Семья, на раздумья не тратя минут,
Вспорхнула с насиженных мест;
И вот уж в той церкви они – тут как тут –
В три дня совершён переезд.
С трудом разместились на первый ночлег,
И в эту же ночь – кто бы мог
Подумать, ну разве больной человек! –
Профессорский помер сынок.
Ввели заморозку, поставили гроб,
И ждут… Во вторую же ночь -
Ну вот, если вру, провалиться мне чтоб! -
Скончалась профессора дочь.
А третьей по счёту – пропала жена,
Четвёртый – Куратов погиб.
И бедная тётя осталась одна –
Как в дачном лесу белый гриб.
Бесстрашная дева пошла на прорыв
Со шваброй, и духам отпор
Дала бы. Но те посмеялись, убив
И тётю… И с тех самых пор
Проклятая церковь мерцает во тьме
Огнями нечистых очей,
И может лишь олух в нетрезвом уме
Коснуться её кирпичей.
Несчастье за ним побежит по пятам,
Нагонит его на пути,
И, где бы он ни был, найдя его там,
Заставит из жизни уйти.***
*Автор подразумевает приблизительно 6-часовой (в целом) минисериал из 4-ёх полуторачасовых серий (в полном соответствии частям сценария) или, в крайнем случае (если это окажется необходимым для ТВ), из 8-ми серий, каждая – около 45-ти минут.
**Впрочем, действие может быть легко перенесено в любую современность.
***Исполняться всё это может как каким-нибудь бардом под гитару, так и настоящим трагическим хором.
Летняя Москва полна машинной и человеческой суеты. Проезжают легковушки, старые грузовики, мотоциклы. Рычание множества моторов сливается в монотонный и навязчиво-тошнотворный гул – от него так и разит выхлопными газами. Но чахлая и пыльная зелень дворов не сдаётся.
Из всего этого словно материализуется на пороге собственной квартиры Владимир, хорошо сложённый мужчина лет сорока, представитель бывшей технической интеллигенции. На лице его расплывается торжествующая улыбка,
– Ну как? – спрашивает, ответно улыбаясь, Светлана, его жена, симпатичная представительница бывшей технической интеллигенции, немного за тридцать.

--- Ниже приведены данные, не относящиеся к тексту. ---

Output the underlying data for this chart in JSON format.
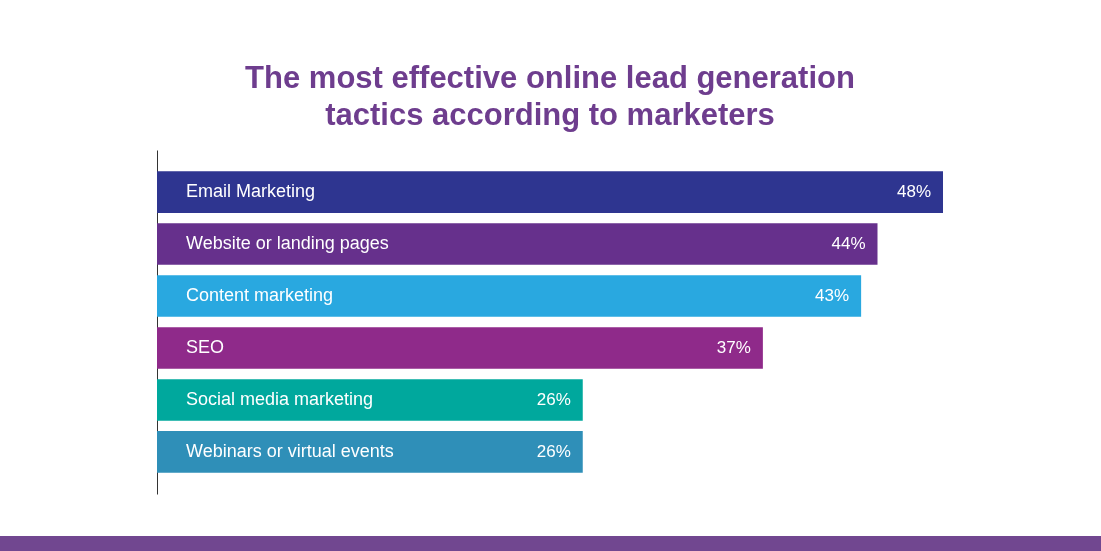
{
  "chart_data": {
    "type": "bar",
    "orientation": "horizontal",
    "title": "The most effective online lead generation tactics according to marketers",
    "categories": [
      "Email Marketing",
      "Website or landing pages",
      "Content marketing",
      "SEO",
      "Social media marketing",
      "Webinars or virtual events"
    ],
    "values": [
      48,
      44,
      43,
      37,
      26,
      26
    ],
    "colors": [
      "#2e3590",
      "#66308c",
      "#29a8e0",
      "#8f2a8a",
      "#00a89d",
      "#2f8fb8"
    ],
    "value_labels": [
      "48%",
      "44%",
      "43%",
      "37%",
      "26%",
      "26%"
    ]
  }
}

– Завтра едем, – выдыхает муж, разувается и надевает шлёпанцы.
– Дети! Идите есть! – зовёт Светлана.
В маленькой кухоньке уютно. Вся семья в сборе сидит за круглым пластмассовым столом под низкоопушенным круглым жёлтым абажуром, который, как спелая ягода, наливается светом, глядящего в окно, ещё высоко стоящего июньского солнца. Детей двое: очень изящная девочка лет двенадцати, по имени Мая, и шестилетний мальчик с глубокими грустными глазами, его зовут Виталик.
– Ну, рассказывай! – прерывает Светлана слегка торжественную тишину, во время которой никто не решается толком приступить к трапезе.
– Ну… отпустил хозяин, – выдыхает Владимир. – Чёрт побери , чтобы я ещё хоть раз покупал билеты раньше, чем получу отпуск!
С. Но у тебя ведь все было заранее рассчитано?
Вл. У меня да, но кое у кого расчеты были совсем другие. И потом… Человек, который должен был меня заменить, попал в больницу.
С. А как же?..
Вл. А так.
Вступает Мая: Просто у папы хорошие отношения с начальством.
Вл. Просто, должен я хоть раз в жизни как следует отдохнуть?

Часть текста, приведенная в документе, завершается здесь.